In search of spiritual experience

When I was in college, I took a year off to try to make some money, and in my determination to avoid being cooped up in an office, took a job as a carpenter’s helper. It was a small company, mainly just the owner and me, working all day on small home-renovation jobs, painting and wallpapering and fixing up. I figured those skills would come in handy someday, and now that I own my own fixer-upper, that’s proven true.

Anyway, one day when we were working away, chatting about this and that, my boss Ray said to me, “So, what’s life all about, anyway? Is it a spiritual quest?” And that simple question, asked in such an offhand and sincere way, in the midst of an ordinary day — not in a classroom, or a lecture hall, or some place sequestered from the everday reality of working and living — has stuck with me much more than anything I learned in philosophy class.

Being an eco-traveler, I think, is a kind of real-world expression of that spiritual quest.
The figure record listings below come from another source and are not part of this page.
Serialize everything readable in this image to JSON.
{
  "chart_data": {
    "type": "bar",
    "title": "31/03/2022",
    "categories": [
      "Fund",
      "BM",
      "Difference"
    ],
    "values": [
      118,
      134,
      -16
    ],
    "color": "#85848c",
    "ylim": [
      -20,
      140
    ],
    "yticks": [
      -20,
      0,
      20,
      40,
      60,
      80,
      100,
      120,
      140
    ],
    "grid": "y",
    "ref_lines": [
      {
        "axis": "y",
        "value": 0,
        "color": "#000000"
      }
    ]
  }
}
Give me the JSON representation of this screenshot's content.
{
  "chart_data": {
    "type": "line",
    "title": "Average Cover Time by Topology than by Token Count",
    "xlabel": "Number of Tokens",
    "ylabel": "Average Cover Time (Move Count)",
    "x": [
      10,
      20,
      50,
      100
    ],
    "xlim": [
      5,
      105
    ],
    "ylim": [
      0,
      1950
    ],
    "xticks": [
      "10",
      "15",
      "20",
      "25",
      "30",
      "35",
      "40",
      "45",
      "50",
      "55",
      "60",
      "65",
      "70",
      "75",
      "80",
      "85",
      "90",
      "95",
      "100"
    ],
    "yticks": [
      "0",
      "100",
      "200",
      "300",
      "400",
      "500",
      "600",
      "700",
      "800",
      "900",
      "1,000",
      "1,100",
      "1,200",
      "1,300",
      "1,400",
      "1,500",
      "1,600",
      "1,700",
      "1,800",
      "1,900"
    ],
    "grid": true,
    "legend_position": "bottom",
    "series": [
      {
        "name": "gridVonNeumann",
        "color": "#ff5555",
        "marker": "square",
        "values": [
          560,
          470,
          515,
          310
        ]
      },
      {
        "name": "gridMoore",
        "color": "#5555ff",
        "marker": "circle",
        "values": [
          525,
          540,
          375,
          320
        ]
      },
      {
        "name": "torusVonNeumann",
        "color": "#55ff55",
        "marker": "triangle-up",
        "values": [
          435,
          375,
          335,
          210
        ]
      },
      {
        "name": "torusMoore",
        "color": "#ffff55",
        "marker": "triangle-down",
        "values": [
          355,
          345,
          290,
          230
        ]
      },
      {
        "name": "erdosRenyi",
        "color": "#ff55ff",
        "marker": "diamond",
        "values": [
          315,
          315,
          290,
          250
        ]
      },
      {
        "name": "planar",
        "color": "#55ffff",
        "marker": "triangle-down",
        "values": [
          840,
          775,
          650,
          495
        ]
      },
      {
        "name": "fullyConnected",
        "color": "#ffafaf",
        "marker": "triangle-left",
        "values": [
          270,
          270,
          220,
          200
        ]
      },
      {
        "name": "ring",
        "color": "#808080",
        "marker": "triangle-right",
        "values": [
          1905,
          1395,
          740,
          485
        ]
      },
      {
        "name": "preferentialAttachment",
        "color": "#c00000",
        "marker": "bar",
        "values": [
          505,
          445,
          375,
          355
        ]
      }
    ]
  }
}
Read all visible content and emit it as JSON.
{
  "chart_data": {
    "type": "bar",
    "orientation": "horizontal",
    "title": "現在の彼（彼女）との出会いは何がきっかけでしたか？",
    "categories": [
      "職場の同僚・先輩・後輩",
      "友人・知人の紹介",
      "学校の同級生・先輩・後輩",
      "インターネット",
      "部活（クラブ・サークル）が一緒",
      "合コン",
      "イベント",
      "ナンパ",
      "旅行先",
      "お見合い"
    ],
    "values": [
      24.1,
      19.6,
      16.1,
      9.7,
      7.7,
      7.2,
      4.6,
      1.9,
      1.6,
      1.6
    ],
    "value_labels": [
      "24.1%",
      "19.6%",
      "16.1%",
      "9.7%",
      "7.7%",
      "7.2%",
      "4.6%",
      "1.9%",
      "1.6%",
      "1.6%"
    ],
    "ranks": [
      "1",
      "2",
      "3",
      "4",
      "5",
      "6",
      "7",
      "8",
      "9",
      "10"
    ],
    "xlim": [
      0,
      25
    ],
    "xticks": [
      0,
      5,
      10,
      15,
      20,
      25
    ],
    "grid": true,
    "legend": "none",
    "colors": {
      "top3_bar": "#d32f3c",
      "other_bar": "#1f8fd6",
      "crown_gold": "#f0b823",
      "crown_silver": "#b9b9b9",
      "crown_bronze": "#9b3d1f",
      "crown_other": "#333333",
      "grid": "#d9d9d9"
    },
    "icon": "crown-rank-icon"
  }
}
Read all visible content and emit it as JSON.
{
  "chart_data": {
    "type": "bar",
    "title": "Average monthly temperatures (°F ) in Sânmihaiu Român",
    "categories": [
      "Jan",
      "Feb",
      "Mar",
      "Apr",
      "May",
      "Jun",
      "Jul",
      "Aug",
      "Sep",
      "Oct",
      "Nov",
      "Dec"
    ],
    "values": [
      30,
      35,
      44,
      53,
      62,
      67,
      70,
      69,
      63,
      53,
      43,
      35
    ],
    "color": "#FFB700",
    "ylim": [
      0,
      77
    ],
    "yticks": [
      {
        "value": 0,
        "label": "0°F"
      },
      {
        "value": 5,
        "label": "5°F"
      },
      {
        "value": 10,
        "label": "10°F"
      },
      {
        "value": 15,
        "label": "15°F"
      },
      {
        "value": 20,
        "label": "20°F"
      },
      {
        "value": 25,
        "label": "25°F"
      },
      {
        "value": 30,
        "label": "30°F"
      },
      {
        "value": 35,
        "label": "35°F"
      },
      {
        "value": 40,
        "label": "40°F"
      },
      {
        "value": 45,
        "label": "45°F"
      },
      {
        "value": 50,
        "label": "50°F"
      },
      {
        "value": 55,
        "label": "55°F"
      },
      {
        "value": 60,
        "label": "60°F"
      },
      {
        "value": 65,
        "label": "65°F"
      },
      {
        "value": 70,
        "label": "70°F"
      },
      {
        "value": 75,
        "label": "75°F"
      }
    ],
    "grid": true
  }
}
It’s not just about zipping off to somewhere exotic to look at a rare animal or bird or jungle. It’s going to a place in search of a deeper experience, to connect with that place, with the land and the people.

Cameron Karsten, a blogger for Brave New Traveler, takes that idea to the next level, with his new column on “the art of spiritual travel.”

“True travel is a place of opening yourself to the processes of inner journeying,” he writes. “It is laying down the arms of ordinary life and undertaking a new style wholly involving oneself and the world abroad. It is a return to the recognition of who you are, where you came from and where you’re going within the mass of global evolution.”

Check it out at Brave New Traveler.

Another spin on the spiritual journey is the pilgrimage. Millions of Muslims travel every year to their sacred sites; Jews return to holy places in Jerusalem; Christians of various denominations visit shrines, cathedrals, holy cities. New-agers seek out a spiritual experience in places like the red rock canyons of Sedona, Arizona, or in the ancient cultures of Bali or Peru.

Whole travel industries have grown around this need to be a pilgrim. Sacred Earth Journeys and Journeys of the Spirit offer lots of options for seekers of all sorts… swim with wild dolphins in Bimini, or visit the pyramids of Egypt, or explore Maya sites in Mexico.

But in the end, the new place we seek is somewhere within ourselves.